Sementara YH berperan sebagai admin yang mengelola website, menerima hasil USG dan KTP, serta membuat janji dengan pasien, dengan bayaran sekitar Rp 2 juta. KWM dan R berstatus sebagai pasien.
“Kemudian terhadap ke seluruh tersangka baik yang ditangkap di dalam kamar termasuk juga pasien termasuk LN, saat ini semua sudah di Polda Metro Jaya dan sudah dilakukan proses hukum yang berlaku,” ujar Edy.
Dari pengembangan handphone milik admin, polisi menemukan data 361 nama pasien. Namun, jumlah tersebut masih akan didalami.
“Tentu ini masih kami lakukan pendalaman apakah 361 ini benar melakukan aborsi di praktik aborsi ilegal tersebut atau tidak, ini sedang berproses,” katanya.

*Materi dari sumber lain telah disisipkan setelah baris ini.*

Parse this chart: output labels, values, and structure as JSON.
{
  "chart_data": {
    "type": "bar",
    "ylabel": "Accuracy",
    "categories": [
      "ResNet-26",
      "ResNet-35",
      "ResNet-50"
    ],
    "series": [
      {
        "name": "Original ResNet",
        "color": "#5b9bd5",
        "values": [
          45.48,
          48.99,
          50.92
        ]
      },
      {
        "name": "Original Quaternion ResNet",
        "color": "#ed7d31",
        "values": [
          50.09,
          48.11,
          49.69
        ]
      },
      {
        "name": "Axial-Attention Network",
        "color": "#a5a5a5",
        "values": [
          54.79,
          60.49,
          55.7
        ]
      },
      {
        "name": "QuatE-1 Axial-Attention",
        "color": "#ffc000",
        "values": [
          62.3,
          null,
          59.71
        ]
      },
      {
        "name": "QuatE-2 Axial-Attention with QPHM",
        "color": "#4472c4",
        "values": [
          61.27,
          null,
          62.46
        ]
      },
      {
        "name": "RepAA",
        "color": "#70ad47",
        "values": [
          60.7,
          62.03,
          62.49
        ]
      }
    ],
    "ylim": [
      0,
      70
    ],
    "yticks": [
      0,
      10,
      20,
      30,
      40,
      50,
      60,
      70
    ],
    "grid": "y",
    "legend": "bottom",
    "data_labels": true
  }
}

Barang bukti yang disita antara lain satu unit mobil Xenia, kapas bekas darah, obat-obatan, gunting, alat vakum, enam unit handphone, serta peralatan lain yang diduga berkaitan dengan tindak pidana.
Para tersangka dijerat Undang-Undang Nomor 17 Tahun 2023 tentang Kesehatan, di antaranya Pasal 60, Pasal 427, dan Pasal 428, dengan ancaman pidana mulai dari 4 tahun hingga 12 tahun penjara.
Edy menegaskan, kepolisian akan terus menindak praktik aborsi ilegal karena membahayakan kesehatan dan masa depan bangsa.
“Aborsi ilegal itu bukan merupakan solusi, tetapi merupakan ancaman serius bagi kesehatan dan masa depan bangsa,” tegasnya.
Ia juga mengajak masyarakat untuk melapor jika menemukan praktik serupa.
“Apabila menemukan situasi ataupun lokasi-lokasi yang dicurigai, agar menginformasikan kepada kantor Kepolisian terdekat,” pungkas Edy.